Like all Crayola products, we don't do any animal testing. I can simply assure you that I've have fish swimming in blue and green sand in my office since 2008, and they are the same fish.

We invite all inquiries, questions, pictures. Thank you.


----------



## CRAYOLASAND ADMIN (May 3, 2011)

RRasco said:


> PS, Why does Crayola make sand?


Because we can? J/K
Crayola isn't just about Color, its also about Creativity. Sandboxes, Crafts, Gardens, Terrariums, Aquariums, etc - we saw a place to add more creative notions. Viola! Sand.

And like all Crayola Products - we wanted it to be as safe as possible. Underwent extreme product testing to be put up against the craziest of kids. (Mud Pies!)


----------



## Number6 (Mar 13, 2003)

*CRAYOLASAND ADMIN*
That's great! I walk past the bags at the box stores and I've been tempted, but it sounds like I can go ahead without concern! :thumb:


----------



## RRasco (Aug 31, 2006)

CRAYOLASAND ADMIN said:


> Because we can? J/K
> Crayola isn't just about Color, its also about Creativity. Sandboxes, Crafts, Gardens, Terrariums, Aquariums, etc - we saw a place to add more creative notions. Viola! Sand.
> 
> And like all Crayola Products - we wanted it to be as safe as possible. Underwent extreme product testing to be put up against the craziest of kids. (Mud Pies!)


Interesting. I had never heard of crayola sand until now. Thanks for providing some invaluable information for us.


----------



## frank testagrose (Sep 22, 2010)

used the crayola play sand mixed with aragonite and i can tell you when it mixed it has this gorgeous light blue look to it that is amazing. the crayola play sand i cheap, clean and fantastic.makes me want to set up a tank with just the blue sand only,.


----------



## lil_gold_ram (Mar 1, 2011)

I used it, my fish are fine,










No color bleeding and the sand is pretty much dust free.


----------



## mccluggen (Jul 5, 2008)

I read on another forum that the crayola playsand is the same stuff as 3M ColorQuartz. Not sure of the truth of that statement, but it is supposed to be totally safe with no leaching of chemicals or whatever.


----------



## Pizzle (May 24, 2011)

Too bad it only comes in purple, pink, blue or green.


----------



## lil_gold_ram (Mar 1, 2011)

Pizzle said:


> Too bad it only comes in purple, pink, blue or green.


Hayyy what's wrong with purple?
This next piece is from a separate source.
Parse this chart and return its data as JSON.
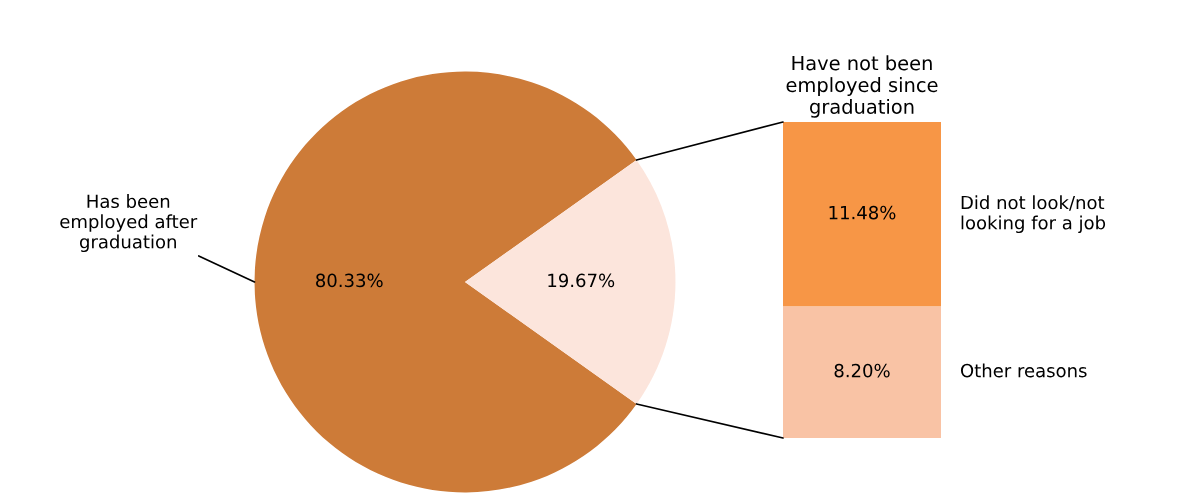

Lol


----------



## Pizzle (May 24, 2011)

Nothing is wrong with purple and I think that your tank looks cool. I was just hoping for a more natural color like black or tan. Actually, my purpose for the post was just to list the available colors for all to see since I went through the trouble of searching the Crayola website for the information.


----------



## frank testagrose (Sep 22, 2010)

they should make black, i would buy it in a second. But what i did notice when i was experimenting with different color sands and the sugar sized aragonite is that when you mix it with black it just looks like dirty sand. when you mix it with the blue crayola sand it has this amazing look to it. I'm going to try to get better pics and post them now. If they made black i would go with all black sand.when i mixed it with the green it just looked like algae sand. it looked best with the blue and the purple. I went with the blue and its in a 50 gallon bowfront with 15 demasonis, 2 albino snow white zebras, and 4 yellow labs. the tank looks good, big ups to crayola..LOL


----------



## frank testagrose (Sep 22, 2010)

http://i51.tinypic.com/2wmfggg.jpg
[img]http://i54.tinypic.com/wco688.jpg


----------



## frank testagrose (Sep 22, 2010)




----------



## frank testagrose (Sep 22, 2010)




----------



## frank testagrose (Sep 22, 2010)




----------



## frank testagrose (Sep 22, 2010)

it looks marineish, if thats even a word. but the demasonis look fantastic, it really brings out their color. It is an equal mix of blue crayola sand and sugar sized aragonite


----------